The interest rates could vary - once again, the best part of all credit unions and banks offer tiered interest rates for their money market accounts. Therefore, you will qualify for the very great interest rates as long as you have at least $10,000 in your account. Apart from that, the interest rates fluctuate for a given period, the bank or credit union not being able to guarantee their stability.
You will be exposed to inflation and taxes - it is true that a money market account will make you a certain amount of interest. Meaning that the bank or credit union that you have chosen to open your account with will offer you a certain percentage of interest every month. However, that sum of money that the bank or credit union gives you every month will be reduced seeing as you are exposed to federal income taxes. At the same time, the buying power that you have will be reduced again by inflation if it so happens that the interest rate your bank or credit union has offered you is now less than the current rate of inflation.
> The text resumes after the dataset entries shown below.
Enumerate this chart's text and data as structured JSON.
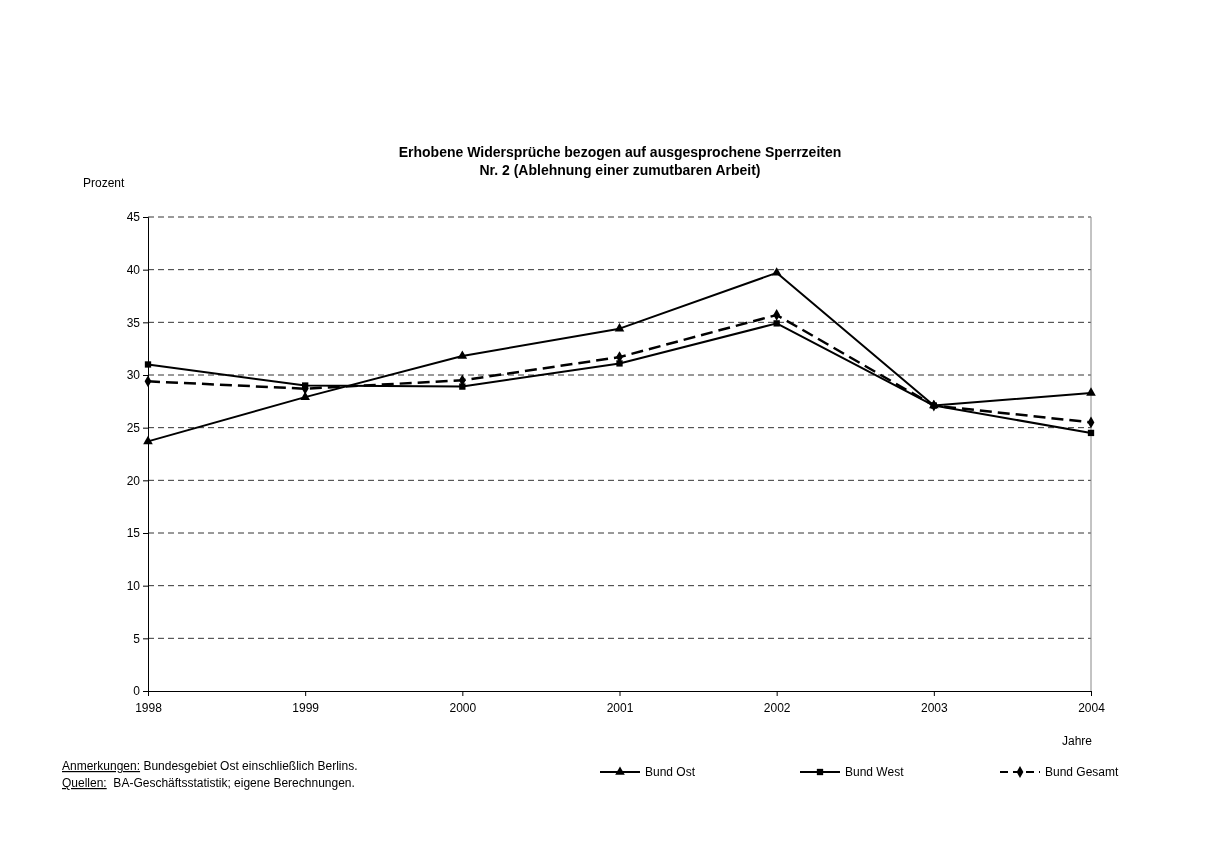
{
  "chart_data": {
    "type": "line",
    "title": "Erhobene Widersprüche bezogen auf ausgesprochene Sperrzeiten",
    "subtitle": "Nr. 2 (Ablehnung einer zumutbaren Arbeit)",
    "ylabel": "Prozent",
    "xlabel": "Jahre",
    "x": [
      1998,
      1999,
      2000,
      2001,
      2002,
      2003,
      2004
    ],
    "xlim": [
      1998,
      2004
    ],
    "xticks": [
      1998,
      1999,
      2000,
      2001,
      2002,
      2003,
      2004
    ],
    "ylim": [
      0,
      45
    ],
    "yticks": [
      0,
      5,
      10,
      15,
      20,
      25,
      30,
      35,
      40,
      45
    ],
    "grid": "y",
    "legend": "bottom",
    "series": [
      {
        "name": "Bund Ost",
        "color": "#000000",
        "marker": "triangle",
        "line_style": "solid",
        "values": [
          23.7,
          27.9,
          31.8,
          34.4,
          39.7,
          27.1,
          28.3
        ]
      },
      {
        "name": "Bund West",
        "color": "#000000",
        "marker": "square",
        "line_style": "solid",
        "values": [
          31.0,
          29.0,
          28.9,
          31.1,
          34.9,
          27.1,
          24.5
        ]
      },
      {
        "name": "Bund Gesamt",
        "color": "#000000",
        "marker": "diamond",
        "line_style": "dashed",
        "values": [
          29.4,
          28.7,
          29.5,
          31.7,
          35.7,
          27.1,
          25.5
        ]
      }
    ],
    "annotations": [
      "Anmerkungen: Bundesgebiet Ost einschließlich Berlins.",
      "Quellen:  BA-Geschäftsstatistik; eigene Berechnungen."
    ]
  }
}
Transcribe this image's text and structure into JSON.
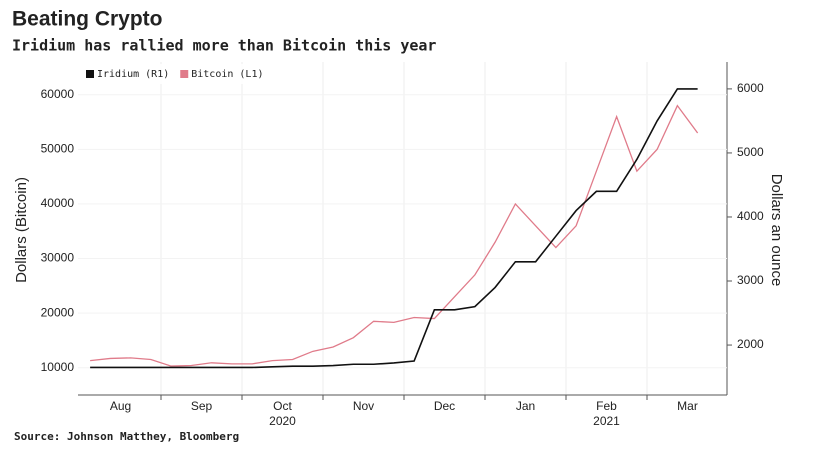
{
  "chart_data": {
    "type": "line",
    "title": "Beating Crypto",
    "subtitle": "Iridium has rallied more than Bitcoin this year",
    "source": "Source: Johnson Matthey, Bloomberg",
    "ylabel": "Dollars (Bitcoin)",
    "y2label": "Dollars an ounce",
    "categories": [
      null,
      "Aug",
      null,
      null,
      null,
      "Sep",
      null,
      null,
      null,
      "Oct",
      null,
      null,
      null,
      "Nov",
      null,
      null,
      null,
      "Dec",
      null,
      null,
      null,
      "Jan",
      null,
      null,
      null,
      "Feb",
      null,
      null,
      null,
      "Mar",
      null
    ],
    "years": [
      null,
      null,
      null,
      null,
      null,
      null,
      null,
      null,
      null,
      "2020",
      null,
      null,
      null,
      null,
      null,
      null,
      null,
      null,
      null,
      null,
      null,
      null,
      null,
      null,
      null,
      "2021",
      null,
      null,
      null,
      null,
      null
    ],
    "series": [
      {
        "name": "Iridium (R1)",
        "color": "#111111",
        "axis": "y2",
        "values": [
          1650,
          1650,
          1650,
          1650,
          1650,
          1650,
          1650,
          1650,
          1650,
          1660,
          1670,
          1670,
          1680,
          1700,
          1700,
          1720,
          1750,
          2550,
          2550,
          2600,
          2900,
          3300,
          3300,
          3700,
          4100,
          4400,
          4400,
          4900,
          5500,
          6000,
          6000
        ]
      },
      {
        "name": "Bitcoin (L1)",
        "color": "#e07b8a",
        "values": [
          11300,
          11700,
          11800,
          11500,
          10300,
          10400,
          10900,
          10700,
          10700,
          11300,
          11500,
          13000,
          13800,
          15500,
          18500,
          18300,
          19200,
          19000,
          23000,
          27000,
          33000,
          40000,
          36000,
          32000,
          36000,
          46000,
          56000,
          46000,
          50000,
          58000,
          53000
        ]
      }
    ],
    "ylim": [
      5000,
      66000
    ],
    "yticks": [
      10000,
      20000,
      30000,
      40000,
      50000,
      60000
    ],
    "y2lim": [
      1220,
      6420
    ],
    "y2ticks": [
      2000,
      3000,
      4000,
      5000,
      6000
    ],
    "grid": true,
    "legend": "top-left"
  }
}
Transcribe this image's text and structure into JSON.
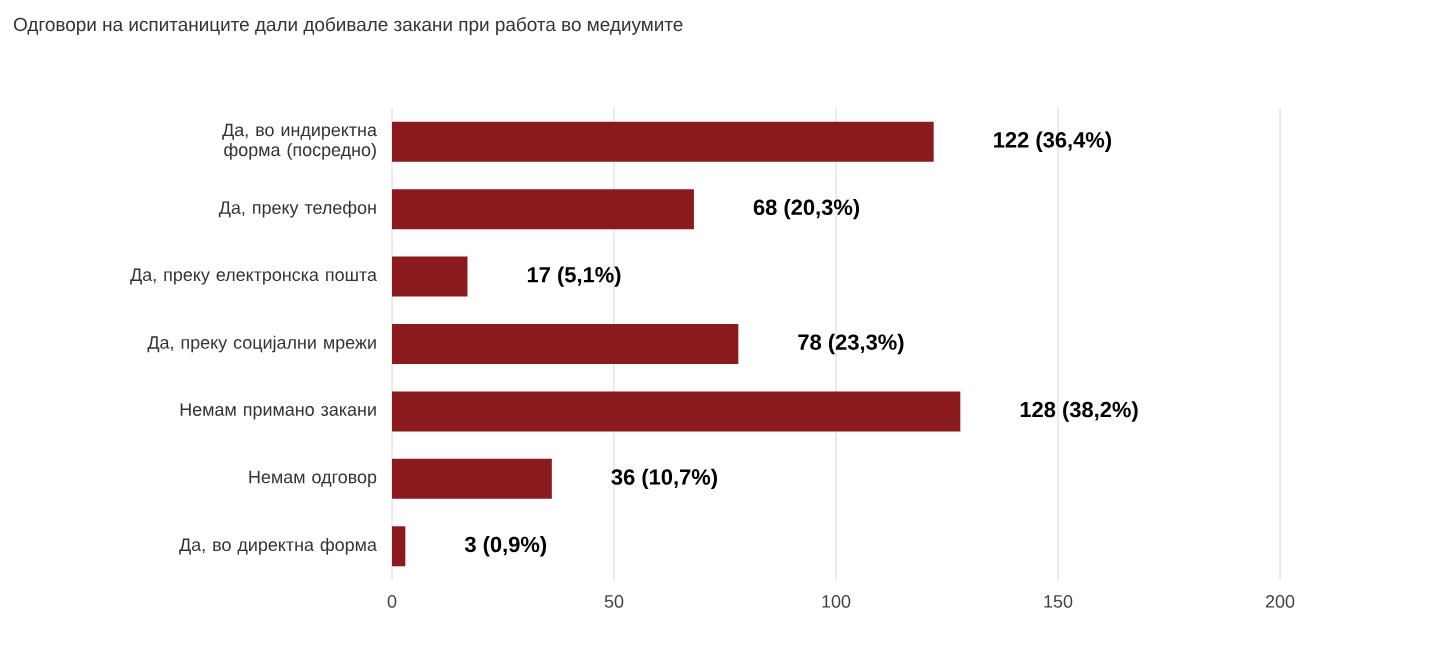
{
  "chart_data": {
    "type": "bar",
    "orientation": "horizontal",
    "title": "Одговори на испитаниците дали добивале закани при работа во медиумите",
    "categories": [
      "Да, во индиректна форма (посредно)",
      "Да, преку телефон",
      "Да, преку електронска пошта",
      "Да, преку социјални мрежи",
      "Немам примано закани",
      "Немам одговор",
      "Да, во директна форма"
    ],
    "values": [
      122,
      68,
      17,
      78,
      128,
      36,
      3
    ],
    "value_labels": [
      "122 (36,4%)",
      "68 (20,3%)",
      "17 (5,1%)",
      "78 (23,3%)",
      "128 (38,2%)",
      "36 (10,7%)",
      "3 (0,9%)"
    ],
    "color": "#8b1a1f",
    "xlim": [
      0,
      200
    ],
    "xticks": [
      0,
      50,
      100,
      150,
      200
    ],
    "grid": "x"
  }
}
You have free access - if you are the kind of person who loves to impulse shop, then a money market account is not for you. Please take into account the fact that money market accounts do not have a fixed time. At the same time, this type of account gives you free access any moment you want to access your money. As a result, you might be tempted to make any kind of withdrawal you want and simply spend it. Therefore, the account might not be the best choice if you're planning on budgeting or saving money for a long-term goal.
Fees and minimum balance - one of the main differences between a money market account and a typical savings account is the fact that it will require you to have a minimum balance. Some banks and credit unions ask for $1000 while others ask for a higher amount such as $10,000. When your minimum balance goes below this sum of money, the bank will add up a fee that you will have to pay. At the same time, you will have to pay another fee if you write too many checks or if you make too many withdrawals using the automatic teller.
What Do You Think About Money Market Accounts?
In my opinion, the most important thing is for you to understand how money market accounts work before applying for one. Fortunately, you now have this extensive article to guide you through the world of money market accounts, the money market in itself, market funds, savings accounts, and more.
Make sure you give it a good read and take into account all the options you have.
Money market accounts are definitely a fantastic choice for everyone who wants to deposit their savings into a safe account that has been insured and which will also yield a small monthly interest that will add up over time.
If this is the right choice for your financial needs, you will see that signing up for a money market account won't actually be that different from a traditional bank account!